Doxil and methotrexate were among 287 drugs in shortage in the United States, according to the University of Utah’s Drug Information Service, which has been tracking the problem.
Shortages have been mounting in recent years, up from about 74 in 2005, according to the Utah program.
The escalating problem has caught the attention of Congress, but bills requiring prompt notification of shortages are languishing., advocates say. Last October, President Barack Obama issued an executive order led to a rule that now requires drug makers to report promptly shortages of critical drugs. On Tuesday, the FDA also issued draft guidance to drugmakers on detailed requirements for both voluntary and mandatory notification of issues that could disrupt the drug supply.
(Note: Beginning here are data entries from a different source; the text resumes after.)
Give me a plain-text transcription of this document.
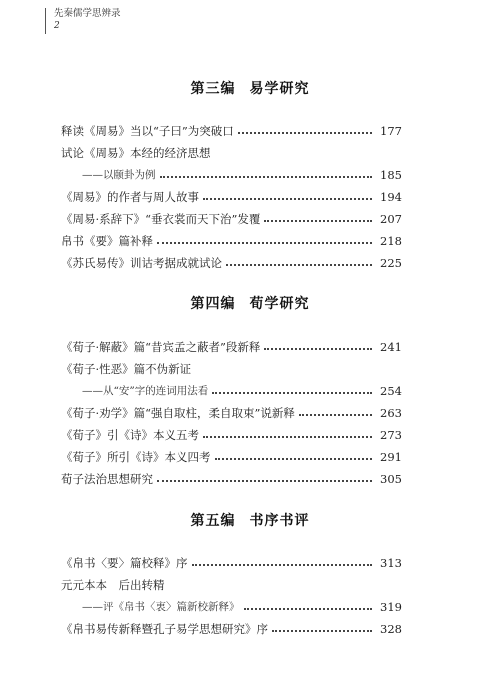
先秦儒学思辨录
2
第三编 易学研究
释读《周易》当以“子曰”为突破口	177
试论《周易》本经的经济思想
——以颐卦为例	185
《周易》的作者与周人故事	194
《周易·系辞下》“垂衣裳而天下治”发覆	207
帛书《要》篇补释	218
《苏氏易传》训诂考据成就试论	225
第四编 荀学研究
《荀子·解蔽》篇“昔宾孟之蔽者”段新释	241
《荀子·性恶》篇不伪新证
——从“安”字的连词用法看	254
《荀子·劝学》篇“强自取柱，柔自取束”说新释	263
《荀子》引《诗》本义五考	273
《荀子》所引《诗》本义四考	291
荀子法治思想研究	305
第五编 书序书评
《帛书〈要〉篇校释》序	313
元元本本　后出转精
——评《帛书〈衷〉篇新校新释》	319
《帛书易传新释暨孔子易学思想研究》序	328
Since fall, the FDA has used new information to intervene early with manufacturers to avert shortages of drugs. In 2011, the agency’s efforts avoided 195 shortages, said Erin Fox, who runs the University of Utah drug tracking program. Before the methotrexate and Doxil successes, the FDA already had avoided 18 shortages by the end of January this year.
For patients like Heim, who was diagnosed with stage 3 ovarian cancer in December 2009, the FDA’s effort to replace Doxil is reassuring after months of inaction.
“I’m not sure they do have the tools they need, but someone’s being proactive,” she said. “Having Doxil in the arsenal again is good.”